Having worked with several teams over the years, I dare say less than 10% of the Agile teams I have worked with could be classified as “genuinely self-managed”. However, that does not mean that the goal of becoming a self-managed team is unrealistic. With an organization culture that is conducive to teams feeling empowered, self-managed teams will become a common feature.
Let me now give an idea of what distinguishes self-managed teams from other teams in standard Agile / Scrum ceremonies. This is mostly based on my experience in working with such teams.
Daily stand-up meetings
- Team members address all other members when they give their updates and not the Scrum Master alone. And this happens in a very natural way.
- Every team member is involved in the meeting and intently listening to the others’ updates.
- The team focuses on team goals and commitments so while individuals update what they did and plan to do, they also actively track (as a team) where the team is with respect to fulfilling their iteration commitments to the business.
- If someone is stuck on something, there is a clear intent to cross boundaries to help out. Roles do not become a constraint in this process.
- Teams commit based on their comfort feeling in terms of what they can accomplish – they may break stories into tasks but invariably don’t estimate effort for tasks with the intent of reconciling total estimated effort with capacity. In other words, their planning is commitment driven rather than being capacity driven.
This does not mean estimating effort for tasks and matching with capacity is a wrong thing. On the other hand, it is a highly recommended process for teams that start on Agile. However, as teams become mature they get a sense of what to commit and how much to commit based on what the stories are expected to accomplish and don’t necessarily need a detailed task break down with estimates of effort for the same.
- Past velocity data is used as an input for making the commitment for the current iteration but self-managed teams again don’t feel constrained by this. If the team did 30 points last iteration and they are comfortable committing 35 this time, they go with 35 and don’t adopt safety as a tactic. They know they can pull it off by working together as a team.
Iteration reviews / demos
- Often the demos don’t necessarily happen only at the end of the iteration as with most typical Agile projects. Business or business proxies are involved mid-iteration wherever possible. Team members take ownership for making this happen.
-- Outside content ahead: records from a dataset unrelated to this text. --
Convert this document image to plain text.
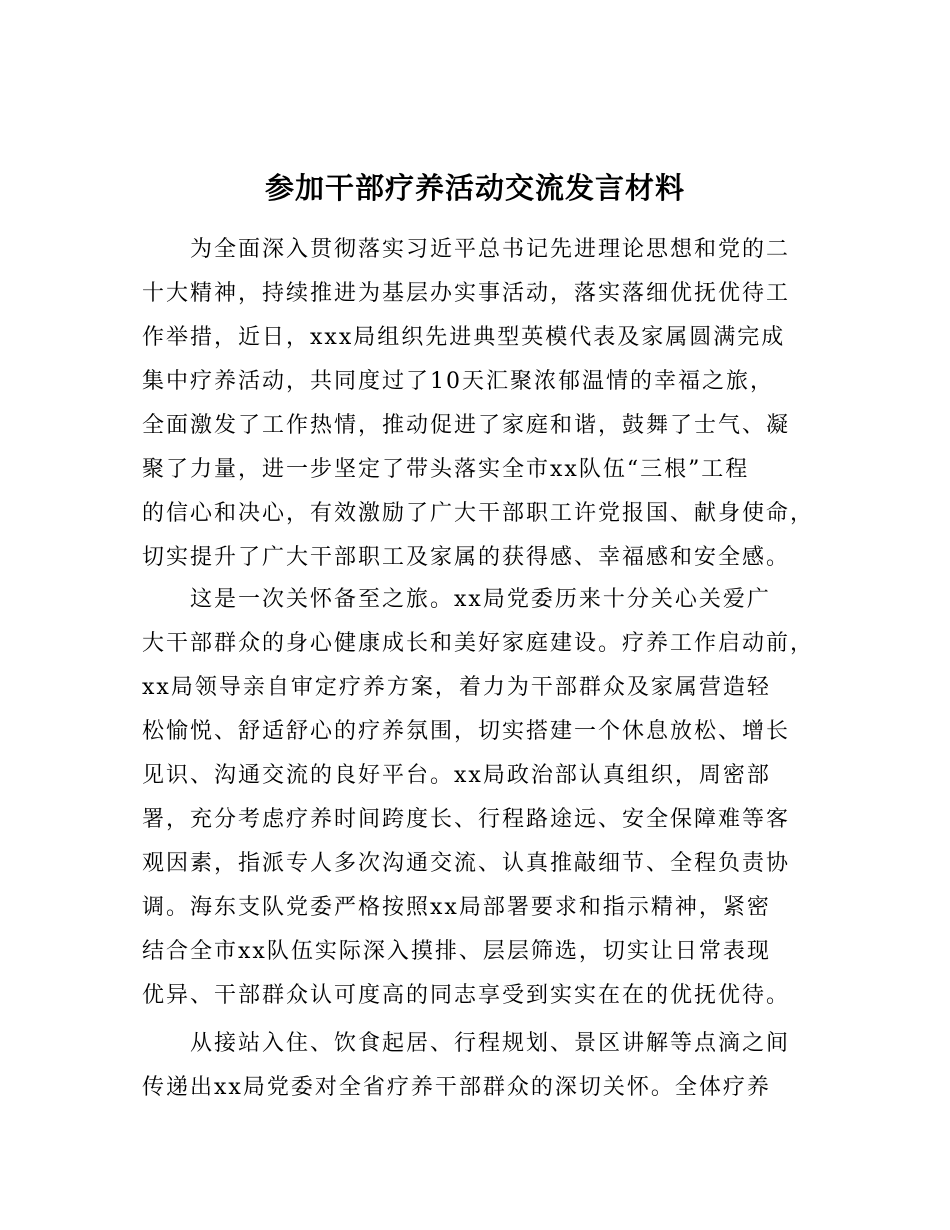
参加干部疗养活动交流发言材料
为全面深入贯彻落实习近平总书记先进理论思想和党的二
十大精神，持续推进为基层办实事活动，落实落细优抚优待工
作举措，近日，xxx局组织先进典型英模代表及家属圆满完成
集中疗养活动，共同度过了10天汇聚浓郁温情的幸福之旅，
全面激发了工作热情，推动促进了家庭和谐，鼓舞了士气、凝
聚了力量，进一步坚定了带头落实全市xx队伍“三根”工程
的信心和决心，有效激励了广大干部职工许党报国、献身使命，
切实提升了广大干部职工及家属的获得感、幸福感和安全感。
这是一次关怀备至之旅。xx局党委历来十分关心关爱广
大干部群众的身心健康成长和美好家庭建设。疗养工作启动前，
xx局领导亲自审定疗养方案，着力为干部群众及家属营造轻
松愉悦、舒适舒心的疗养氛围，切实搭建一个休息放松、增长
见识、沟通交流的良好平台。xx局政治部认真组织，周密部
署，充分考虑疗养时间跨度长、行程路途远、安全保障难等客
观因素，指派专人多次沟通交流、认真推敲细节、全程负责协
调。海东支队党委严格按照xx局部署要求和指示精神，紧密
结合全市xx队伍实际深入摸排、层层筛选，切实让日常表现
优异、干部群众认可度高的同志享受到实实在在的优抚优待。
从接站入住、饮食起居、行程规划、景区讲解等点滴之间
传递出xx局党委对全省疗养干部群众的深切关怀。全体疗养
- In the end of iteration demos, the entire team is involved in terms of providing inputs, answering questions and so on. Team members take turn to do the demos making the commitment of the entire team visible to the business.
- Follow-up on demo inputs for incorporating them into subsequent iteration planning as well as updating the product backlog as needed (with the involvement of the PO)
While the general purpose is to reflect on the process in terms of what went well and did not go well, self-managed teams clearly focus on missed commitments and what contributed to that so they don’t have to deal with missed commitments again.
- Team members own up actions, demonstrate accountability and look up to management only when corrective actions are beyond the team and require management attention.
- Even when the team is consistently delivering on commitments, self-managed teams look for actions to achieve higher (stretch) goals – there is focus on process innovation in addition to just incremental improvements
While these are some indicators of how self-managed teams work when it comes to the basic processes, when teams are self-managed they also have more fun than other teams. Team members trust each other and truly enjoy each other’s company. They almost invariably don’t stretch themselves on a day-to-day basis, however, when it comes to meeting tough commitments, they are prepared to stretch and do so on their own (without any push whatsoever from management).